Had it been Levine, he would have been building on the previous season's performance; Nelsons seemed to be starting from scratch. With Levine I felt a sense of revelation; with Nelsons a sense of discovery.
There was a sense of architecture in Levine’s conducting — every note was leading to the next one with every musical hair in place. The result, particularly with Mahler, could be breathtaking. Nelsons is more apt to lose that line, though most often gets it back and gets it back in exciting fashion, as with his Sibelius Second Symphony. But not always. His “Rite of Spring” was a disappointing series of fits and starts. (The forthcoming CD of Sibelius's Second, taken mostly from a later concert, is consistently excellent.)
Still, the Mahlerian epics aside, I prefer Nelsons’ programming. (I didn’t hear Nelsons conducting the BSO in Mahler’s Ninth, which reportedly made him a top contender for the job.)
I love Pierre Boulez, but Symphony Hall seemed the wrong place for Levine’s similarly spiky attitudes toward 20th and 21st Century music. I hope that Nelsons’ appetite for the music of our time continues to be as rich as it has been, from the accessibility of Christopher Rouse (last summer at Tanglewood) to the more rigorous strains of Sofia Gubaidulina.
Of his four subscription concerts this fall the only one I didn’t care for was “The Rite” with Tchaikovsky’s “Hamlet” overture and the American premiere of Brett Dean’s enjoyable but light “Dramatis Personae” with Nelsons’ good buddy, Håkan Hardenberger, in the first half.
The other three were fascinating for different reasons.
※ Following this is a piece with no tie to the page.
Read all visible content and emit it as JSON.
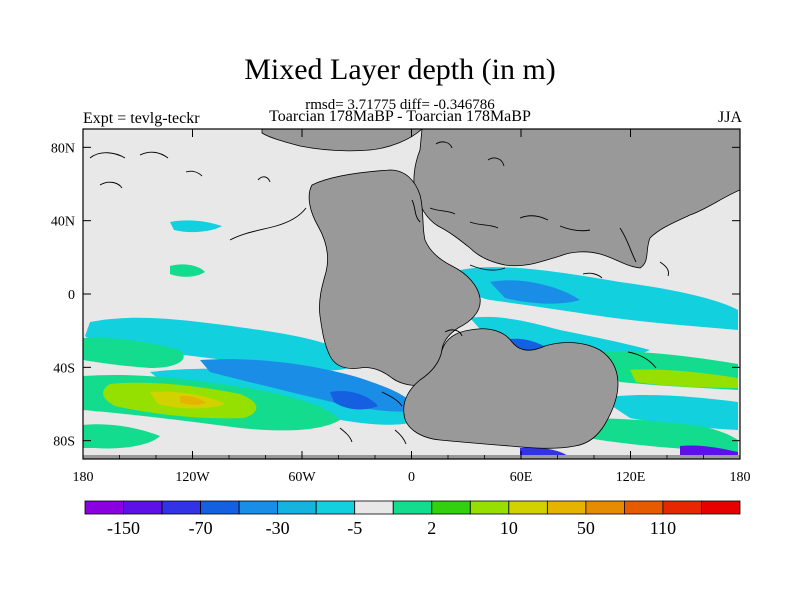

Beethoven’s Eighth, Bartók’s “Miraculous Mandarin” and Tchaikovsky’s Sixth showed off the great versatility of the orchestra and the powerful, emotional range of Nelsons’ conducting. Gubaidulina’s “Offertorium” and Sibelius’s Second Symphony showed a different kind of range, underscoring his ongoing interest in Eastern European and Scandinavian music. Why not, given his Latvian roots and the richness of music from that neck of the woods? (The Sibelius Second Symphony anchors Nelsons’ first recording with the BSO.)
Last week’s was my favorite — two short, contemporary pieces by local hero John Harbison and a world premiere by Latvian hero Ēriks Ešenvalds, both showing off the wonders of the Tanglewood Festival Chorus. And talk about local heroes — Yo-Yo Ma followed with a scintillating version of Prokofiev’s Symphony-Concerto for Cello and Orchestra.
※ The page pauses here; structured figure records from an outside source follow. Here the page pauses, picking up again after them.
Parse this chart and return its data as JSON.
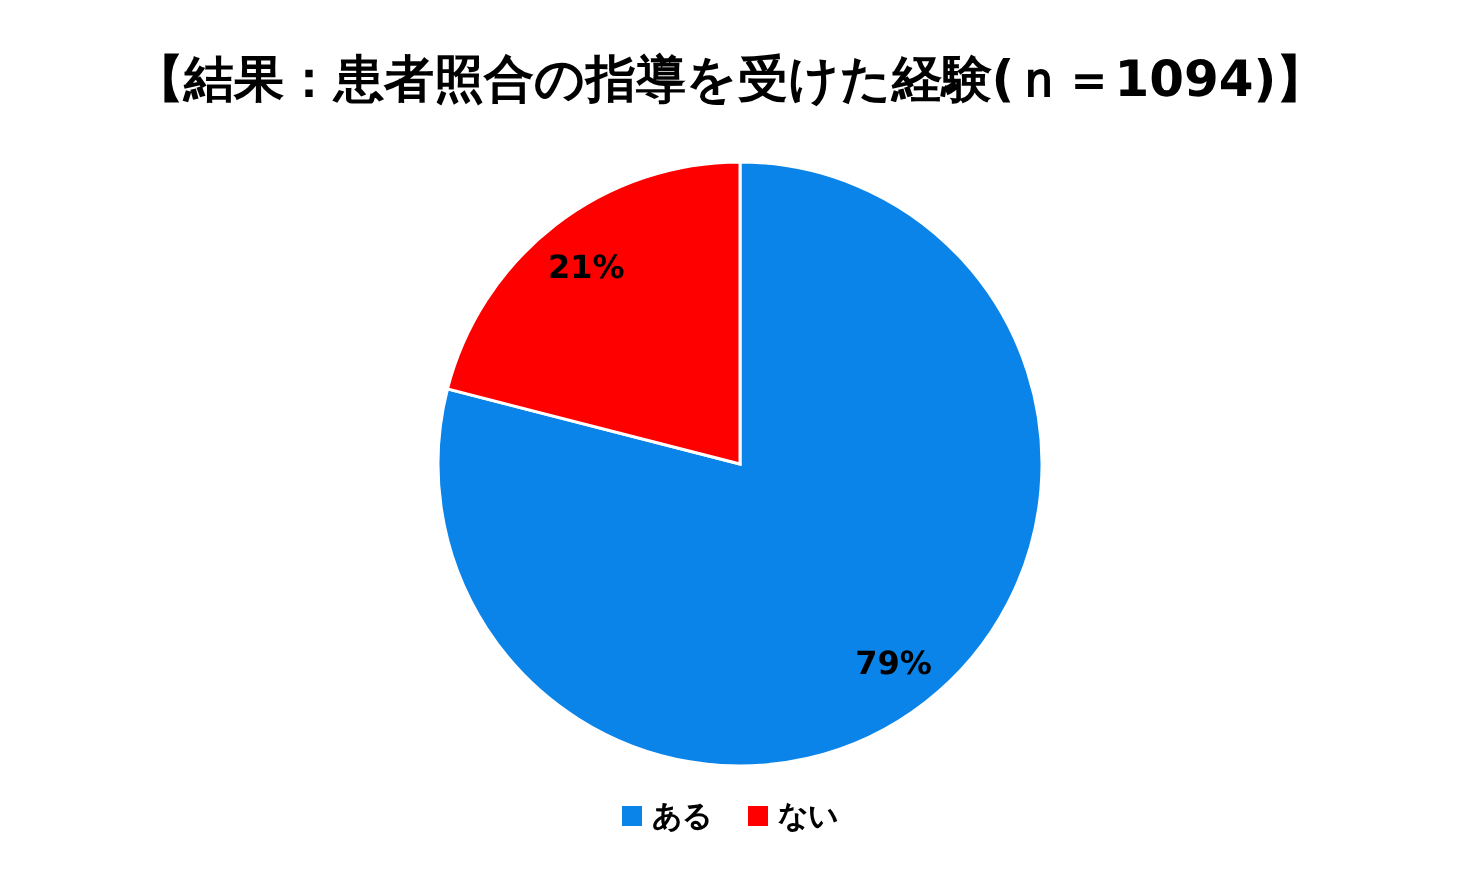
{
  "chart_data": {
    "type": "pie",
    "title": "【結果：患者照合の指導を受けた経験(ｎ＝1094)】",
    "categories": [
      "ある",
      "ない"
    ],
    "values": [
      79,
      21
    ],
    "colors": [
      "#0a84e8",
      "#ff0000"
    ],
    "value_labels": [
      "79%",
      "21%"
    ],
    "legend": "bottom"
  }
}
All of which was prelude for Rachmaninoff’s ode to Edgar Allan Poe (not two folks you normally think of together) in “The Bells,” a beautiful performance featuring three remarkable but not widely known soloists — Pavel Černoch, Kostas Smoriganas and, be still my heart, Victoria Yastrebova. I’d go see these three sing anything, even “Cats” or “Les Miz.” On second thought, don’t hold me to that.
Nelsons will be back in April with Mahler’s Sixth and Shostakovich’s Tenth. (Yes, Dmitri, it’s safe for you to come back to Symphony Hall now that James Levine is gone.) Two more local composers will be there as well — the almost diametrically opposed Michael Gandolfi and Gunther Schuller. Two great soloists, Christian Tetzlaff (Beethoven) and Richard Goode (Mozart) will be there too. With apologies to Mel Brooks, Springtime for Andris looks promising as well.
Someone once wrote that a performance of a Sibelius symphony was perfectly straightforward but that the gates of heaven didn’t open at the end. Nelsons’ performance of the Sibelius Second was not so straightforward. But the gates of heaven were indeed wide open, at least for me.
And the paths to heaven that don't follow the straight and narrow are always the most interesting.